The film depicts the Pine Barrens forest's seemingly idyllic landscape as home to a sinister presence, with countless stories of a cryptid roaming the isolated wilderness.
Historian and co-author of The Secret History of the Jersey Devil (2018), Dr. Brian Regal, Ph.D., conveys the American gothic romanticism of the location, its deafening silence, and the otherworldly fantasy of the landscape that makes it a convincing home to monsters in the dark. Regal is a Historian of Science, Pseudoscience, the Occult, and Monster Studies and a professor at Kean University in New Jersey.
Its gorgeous images, shot by cinematographers Zachary Palmisano and Courteney Swihart, capture the fierce magnificence of the forests' vast and largely unoccupied landscape with close-up and aerial shots of towering trees consumed by moss, desolate backroads, and untouched terrain. It’s beautiful and inviting but eerie in its stillness. Folklorist Dr. Eleanor Hasken-Wagner, Ph.D., explains that the Pine Barrens has gained a community understanding, like with many unexplored regions, that it is a dangerous place that belongs to nature. She also eludes to its long folk history as a haunted place, in part thanks to the forest overtaking the structures that the steel industry left behind. Hasken-Wagner is a folklore expert with a degree in anthropology from the University of Kentucky and a doctorate in Folklore and Ethnomusicology from Indiana University.

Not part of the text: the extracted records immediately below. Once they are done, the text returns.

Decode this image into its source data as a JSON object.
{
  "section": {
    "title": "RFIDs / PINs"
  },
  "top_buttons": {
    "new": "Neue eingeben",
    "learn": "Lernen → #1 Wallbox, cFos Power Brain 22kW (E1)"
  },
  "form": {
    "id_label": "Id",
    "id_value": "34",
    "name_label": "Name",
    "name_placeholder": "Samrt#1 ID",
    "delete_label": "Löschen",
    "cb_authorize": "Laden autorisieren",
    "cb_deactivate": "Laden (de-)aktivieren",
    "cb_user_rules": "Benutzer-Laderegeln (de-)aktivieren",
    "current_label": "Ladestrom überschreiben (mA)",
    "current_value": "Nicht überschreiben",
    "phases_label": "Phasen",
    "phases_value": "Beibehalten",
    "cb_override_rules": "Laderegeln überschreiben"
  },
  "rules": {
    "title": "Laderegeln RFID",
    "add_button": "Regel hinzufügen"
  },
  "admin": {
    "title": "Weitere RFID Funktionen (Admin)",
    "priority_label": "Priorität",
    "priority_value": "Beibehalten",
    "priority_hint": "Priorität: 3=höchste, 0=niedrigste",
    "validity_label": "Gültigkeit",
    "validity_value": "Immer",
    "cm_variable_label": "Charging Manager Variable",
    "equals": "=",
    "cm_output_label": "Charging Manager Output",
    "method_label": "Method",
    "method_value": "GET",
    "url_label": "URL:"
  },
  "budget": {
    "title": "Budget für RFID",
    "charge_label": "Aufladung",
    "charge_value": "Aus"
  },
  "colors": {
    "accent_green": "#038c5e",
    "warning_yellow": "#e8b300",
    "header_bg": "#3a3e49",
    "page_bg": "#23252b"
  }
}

The Jersey Devil, also known as the Leeds Devil, is one of North America's most famous urban legends. The creature has been described as a flying biped with leathery wings, horns, small arms with clawed hands, legs with cloven hooves, and a forked tail. Those who've allegedly seen the beast say it's quick moving and emits a high-pitched blood-curdling scream. Its appearance varies with each telling of the legend, but to quote Dr. Regal, "Imagine Pegasus at the wrong end of a really bad meth addiction."
The legend is told through interviews and three dramatizations of encounters with the creature in the Pine Barrens forest. They act as supporting short films. The first is set in the 1980s, during the Satanic Panic, when rumors of devil worshippers roaming the forest and performing sacrificial rituals were at their height. The second is a silent film set in 1909 when news articles were sensationalizing sightings of what they referred to as the Jersey Devil. The third, set in 1735, tells one variation of the Leeds Devil legend, where Mother Leeds is a witch who cursed or, in league with the devil, gives birth to the creature. Regal concludes that the heart of the Jersey Devil story is socio-political, with influences from the legend deriving from Daniel Leeds in the 1600s with the formation of what is now known as Leeds Point, New Jersey.
Breedlove gives audiences an in-depth and fascinating analysis of the origins of the Jersey Devil that left me delving into research on the cryptid. The film is well executed, and there is good cohesion between each element of its educational narrative. However, the short films felt like an unnecessary addition, with the silent film being the most likely to shatter audience interest. The interviews and historical imagery are far more compelling, engaging, and informative for folk horror enthusiasts and scholars.